If you want a bag that is truly waterproof, that can be used a flotation device it's that airtight - get an ortlieb COR13. This bag made the trip. It's basic in structure and very light but not once did I worry about getting my camera wet once it was inside the bag. I bought it online.
Well and truly pruned by the time I got to Woodside, it was well and truly time for lunch.
I slung the pub door opened and approached the bar to order - KITCHEN CLOSED. The publican said I could get something to eat from the petrol station across the road. My heart sank. I didn't envy a lunch at a petrol station.
Inside the petrol station was a full menu. I was still very dubious. I ordered a hamburger with the lot and minimum chips - while I waited I ordered some lollies and a drink. I waited outside as the rain continued to fall and fall.
The lady came out and let me know my order was ready. After the first bite I I knew where Andrew's of Albert Park got their recipe. THE best damn burger I have ever had. While I know you are thinking it was only good because I was wet, cold and tired this is only partially true. The chips were golden, doubly crispy shell and soft insides. Each one was a golden chunk of potato. I savoured this strangely gourmet experience in the middle of nowhere. Before leaving I told the cook that was the best burger I've ever had and if you are ever with 100km range of the Woodside Petrol Station I insist you detour your journey and indulge.
The road rolled like a velvet roller coaster to the foot of the Tarra Bulga National Park. I had the journey pre-mapped on my GPS but winged it from here and quickly made a wrong turn.

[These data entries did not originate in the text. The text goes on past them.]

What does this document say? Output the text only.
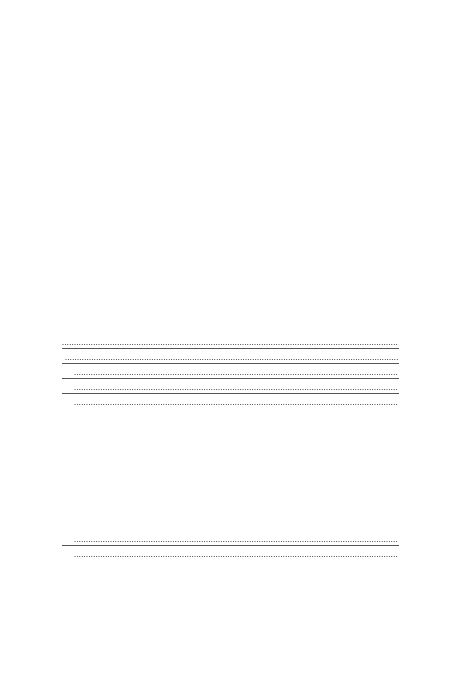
.....
.....
.....
.....
.....

.....
.....
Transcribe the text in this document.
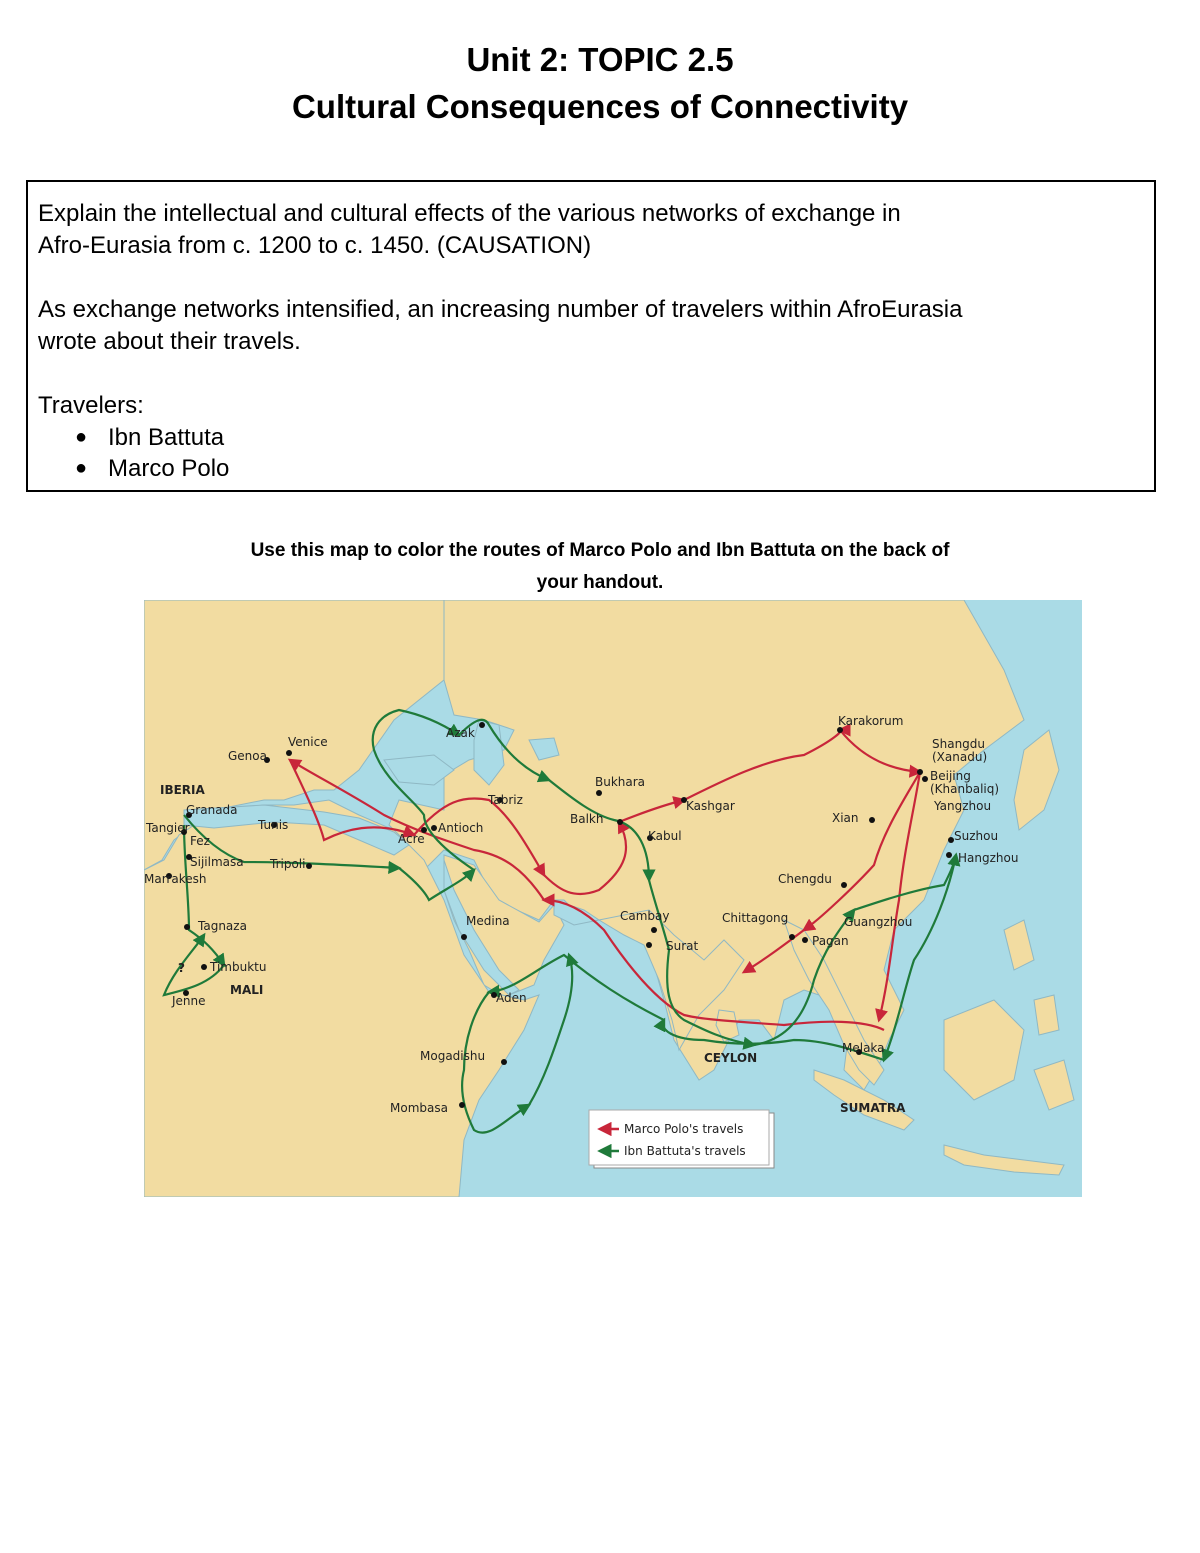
Unit 2: TOPIC 2.5
Cultural Consequences of Connectivity

Explain the intellectual and cultural effects of the various networks of exchange in

Afro-Eurasia from c. 1200 to c. 1450. (CAUSATION)

As exchange networks intensified, an increasing number of travelers within AfroEurasia

wrote about their travels.

Travelers:

● Ibn Battuta
● Marco Polo
Use this map to color the routes of Marco Polo and Ibn Battuta on the back of
your handout.
Karakorum
Shangdu
(Xanadu)
Beijing
(Khanbaliq)
Yangzhou
Suzhou
Hangzhou
Xian
Chengdu
Guangzhou
Pagan
Chittagong
Melaka
SUMATRA
CEYLON
Cambay
Surat
Kabul
Kashgar
Balkh
Bukhara
Tabriz
Azak
Venice
Genoa
IBERIA
Granada
Tangier
Fez
Sijilmasa
Marrakesh
Tunis
Tripoli
Acre
Antioch
Medina
Aden
Mogadishu
Mombasa
Tagnaza
Timbuktu
MALI
Jenne
?
Marco Polo's travels
Ibn Battuta's travels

This wrong turn added 11km of soggy dirt trucking roads to the trip and was the best mistake I'd made all week. The sandy road saw no traffic and it crawled up and up and felt light the rear brake was stuck on. The road was shroud in thick mist and distance markers lined the road at intervals of 500m. This didn't help as they were counting up, not down.
An intersection finally drew near and I was back on the planned route. The Grand Ridge Rd, which was also unsealed.
Grand Ridge takes you through a rainforest of green and purple ferns, massive gums and fresh scents. When you finally make it out you are atop the ridge at Mt Tassie over looking the valley below. The winds were howling and a wedgetail was hovering in the distance. It was all downhill from here, a furious and twisty descent all the wat to the scenic hotspot of Loy Yang.
I was just about home and hosed. Once last climb through the cutting at Hazelwood and flat chat to find a place to stay in Morwell. The weather had other ideas about my plan. It opened up again, pelting down. No big deal. What's a little water. Then my rear wheel felt like it was a little soft. I bounced on the saddle watching the rear wheel and sure enough - slow leak. Shaking my fist at the sky and rather than stopping to change the leak, I put it in the 53:12, leaned over the front of the bike and muscled my way Museeuw style to magnificent Morwell. The rear wheel wavered like a fish through water, but mostly went forward until I reached the Morwell city limits.
I stumbled around the streets until I found a motel with a Chinese restaurance located next door.
I got a room, ordered my nights cuisine and took to washing my kit for the day that lay ahead. My phone sprung back to life after 2 days of nothing and I got a call from Mrs. Hanley who had offered to put me up at their farm for the night in Yarragon. She was worried about me getting wet. Bless. At this point of the day I wasn't even going outside again but I thanked her all the same.
With another lazy 210km in the legs, I scoffed far too much Chinese in the space of 10 minutes and lay back on the bed to the scratchy signal on the TV. Surely it couldn't get any better than today.